Emergono 5 sfide globali per le PMI italiane:
- Aumento dei costi delle materie prime: I nuovi dazi imposti dagli Stati Uniti, in particolare su prodotti cinesi possono indirettamente influenzare i prezzi delle materie prime, rendendo più costosa la produzione.
- Concorrenza di prodotti cinesi a basso costo: Con l’accesso limitato al mercato americano, le aziende cinesi potrebbero riversare i loro prodotti in Europa, intensificando la competizione.
- Rischio di perdere quote di mercato negli Stati Uniti: Le esportazioni italiane potrebbero subire un calo a causa delle nuove barriere commerciali, riducendo la presenza del Made in Italy oltreoceano.
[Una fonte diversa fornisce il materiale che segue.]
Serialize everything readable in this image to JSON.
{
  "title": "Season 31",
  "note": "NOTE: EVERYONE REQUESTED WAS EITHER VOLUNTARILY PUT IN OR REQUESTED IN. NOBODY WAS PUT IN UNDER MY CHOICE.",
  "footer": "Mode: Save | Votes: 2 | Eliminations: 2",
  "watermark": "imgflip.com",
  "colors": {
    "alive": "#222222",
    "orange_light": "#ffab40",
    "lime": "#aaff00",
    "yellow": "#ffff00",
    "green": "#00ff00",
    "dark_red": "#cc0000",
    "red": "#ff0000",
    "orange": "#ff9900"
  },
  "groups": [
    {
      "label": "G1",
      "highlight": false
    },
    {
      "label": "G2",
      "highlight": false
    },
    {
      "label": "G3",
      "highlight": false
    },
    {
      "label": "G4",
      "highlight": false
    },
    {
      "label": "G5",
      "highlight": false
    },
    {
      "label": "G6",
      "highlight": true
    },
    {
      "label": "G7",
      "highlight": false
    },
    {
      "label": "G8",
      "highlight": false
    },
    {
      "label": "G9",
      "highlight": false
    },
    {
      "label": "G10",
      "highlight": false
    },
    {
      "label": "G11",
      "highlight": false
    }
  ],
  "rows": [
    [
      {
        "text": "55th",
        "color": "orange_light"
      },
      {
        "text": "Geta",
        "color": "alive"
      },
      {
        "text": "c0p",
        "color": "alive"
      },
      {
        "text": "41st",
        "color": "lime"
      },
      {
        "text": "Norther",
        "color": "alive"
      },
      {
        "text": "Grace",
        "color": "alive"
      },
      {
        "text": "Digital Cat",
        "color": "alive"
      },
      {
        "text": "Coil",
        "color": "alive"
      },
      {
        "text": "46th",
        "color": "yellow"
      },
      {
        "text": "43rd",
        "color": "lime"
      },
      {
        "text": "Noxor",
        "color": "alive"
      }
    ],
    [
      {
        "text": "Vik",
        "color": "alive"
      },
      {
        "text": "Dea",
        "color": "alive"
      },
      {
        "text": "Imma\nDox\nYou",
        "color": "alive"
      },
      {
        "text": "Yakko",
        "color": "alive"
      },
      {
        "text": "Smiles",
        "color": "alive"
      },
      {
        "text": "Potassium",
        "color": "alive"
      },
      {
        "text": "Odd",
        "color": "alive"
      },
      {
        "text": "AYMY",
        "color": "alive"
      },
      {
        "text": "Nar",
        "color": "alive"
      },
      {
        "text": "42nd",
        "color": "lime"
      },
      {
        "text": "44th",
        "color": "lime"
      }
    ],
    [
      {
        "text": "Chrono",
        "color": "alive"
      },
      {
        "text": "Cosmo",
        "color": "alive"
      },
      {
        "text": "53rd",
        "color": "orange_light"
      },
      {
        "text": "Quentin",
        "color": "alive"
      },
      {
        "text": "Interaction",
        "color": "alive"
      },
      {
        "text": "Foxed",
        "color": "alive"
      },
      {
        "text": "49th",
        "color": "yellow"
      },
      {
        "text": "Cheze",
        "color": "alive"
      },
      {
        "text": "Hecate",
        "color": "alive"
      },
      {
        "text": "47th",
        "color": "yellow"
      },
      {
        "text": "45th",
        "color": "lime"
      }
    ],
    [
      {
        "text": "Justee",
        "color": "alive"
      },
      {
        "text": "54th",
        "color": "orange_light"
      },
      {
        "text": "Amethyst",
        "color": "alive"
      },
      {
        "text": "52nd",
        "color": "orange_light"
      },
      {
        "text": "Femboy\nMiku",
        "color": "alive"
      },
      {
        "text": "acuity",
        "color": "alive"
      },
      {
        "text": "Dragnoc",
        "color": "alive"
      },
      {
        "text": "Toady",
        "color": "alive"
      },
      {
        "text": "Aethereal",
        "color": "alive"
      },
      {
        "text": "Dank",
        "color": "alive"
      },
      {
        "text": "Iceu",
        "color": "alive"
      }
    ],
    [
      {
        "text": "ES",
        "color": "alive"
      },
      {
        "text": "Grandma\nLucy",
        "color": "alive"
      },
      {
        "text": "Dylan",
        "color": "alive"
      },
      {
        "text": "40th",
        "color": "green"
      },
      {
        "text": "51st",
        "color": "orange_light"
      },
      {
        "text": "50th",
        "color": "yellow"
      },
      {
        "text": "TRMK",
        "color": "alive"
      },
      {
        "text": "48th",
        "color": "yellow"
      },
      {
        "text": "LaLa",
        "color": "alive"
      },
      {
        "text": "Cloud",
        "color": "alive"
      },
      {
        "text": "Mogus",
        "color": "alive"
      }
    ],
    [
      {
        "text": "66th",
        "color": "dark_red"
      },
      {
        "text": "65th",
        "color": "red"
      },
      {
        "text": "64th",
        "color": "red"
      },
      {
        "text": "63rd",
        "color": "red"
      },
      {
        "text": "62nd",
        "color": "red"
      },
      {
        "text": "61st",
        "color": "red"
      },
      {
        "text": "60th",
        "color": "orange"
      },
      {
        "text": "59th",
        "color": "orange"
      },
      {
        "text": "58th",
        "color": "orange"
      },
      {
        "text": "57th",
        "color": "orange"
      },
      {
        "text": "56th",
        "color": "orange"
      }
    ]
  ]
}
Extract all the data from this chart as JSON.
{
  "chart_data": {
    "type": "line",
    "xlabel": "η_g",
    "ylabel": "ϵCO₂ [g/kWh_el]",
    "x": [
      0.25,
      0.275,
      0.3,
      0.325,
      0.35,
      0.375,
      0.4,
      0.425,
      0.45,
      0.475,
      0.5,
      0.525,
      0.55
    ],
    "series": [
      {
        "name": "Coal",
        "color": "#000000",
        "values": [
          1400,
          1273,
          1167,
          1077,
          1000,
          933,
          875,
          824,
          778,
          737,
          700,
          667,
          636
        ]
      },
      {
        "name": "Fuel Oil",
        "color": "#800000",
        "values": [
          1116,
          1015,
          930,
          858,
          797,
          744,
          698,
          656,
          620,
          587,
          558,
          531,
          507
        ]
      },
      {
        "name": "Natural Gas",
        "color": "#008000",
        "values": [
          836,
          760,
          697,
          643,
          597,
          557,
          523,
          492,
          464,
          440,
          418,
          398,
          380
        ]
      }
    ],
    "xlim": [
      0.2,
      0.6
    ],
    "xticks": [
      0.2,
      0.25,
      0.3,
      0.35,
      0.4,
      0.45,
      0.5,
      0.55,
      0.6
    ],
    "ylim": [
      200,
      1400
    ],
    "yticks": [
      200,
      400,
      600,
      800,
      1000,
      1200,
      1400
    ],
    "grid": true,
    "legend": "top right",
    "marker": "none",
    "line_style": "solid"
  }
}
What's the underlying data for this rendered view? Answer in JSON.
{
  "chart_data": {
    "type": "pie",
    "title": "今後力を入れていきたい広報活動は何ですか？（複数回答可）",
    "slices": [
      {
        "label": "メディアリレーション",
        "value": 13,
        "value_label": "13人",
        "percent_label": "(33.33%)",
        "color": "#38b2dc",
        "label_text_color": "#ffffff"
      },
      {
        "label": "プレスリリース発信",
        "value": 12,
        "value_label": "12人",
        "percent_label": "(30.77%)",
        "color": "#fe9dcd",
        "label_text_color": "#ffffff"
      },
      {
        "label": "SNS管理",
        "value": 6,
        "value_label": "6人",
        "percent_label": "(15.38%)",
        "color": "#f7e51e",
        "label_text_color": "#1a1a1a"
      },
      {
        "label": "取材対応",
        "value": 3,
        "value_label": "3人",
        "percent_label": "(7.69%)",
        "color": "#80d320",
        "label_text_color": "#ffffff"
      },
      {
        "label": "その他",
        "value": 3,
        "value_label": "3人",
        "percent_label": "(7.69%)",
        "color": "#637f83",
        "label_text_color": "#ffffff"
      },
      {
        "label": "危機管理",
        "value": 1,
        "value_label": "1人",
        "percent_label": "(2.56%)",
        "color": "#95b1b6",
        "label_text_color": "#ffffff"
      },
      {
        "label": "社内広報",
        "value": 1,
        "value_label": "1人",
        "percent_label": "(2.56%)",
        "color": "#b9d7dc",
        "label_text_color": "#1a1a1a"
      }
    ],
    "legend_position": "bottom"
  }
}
- Pressione sui margini di profitto: L’aumento dei costi e la necessità di mantenere prezzi competitivi possono comprimere i margini, mettendo a rischio la sostenibilità finanziaria.
- Incertezza normativa e commerciale: Le politiche commerciali possono cambiare rapidamente, creando un ambiente instabile e difficile da prevedere.
Le PMI italiane hanno una straordinaria capacità di resistere. L’eccellenza e l’unicità del Made in Italy possono essere un antidoto efficace. In particolare, i prodotti che si distinguono per innovazione tecnologica, design e personalizzazione consentono di mantenere la loro competitività anche in un contesto di aumento dei prezzi.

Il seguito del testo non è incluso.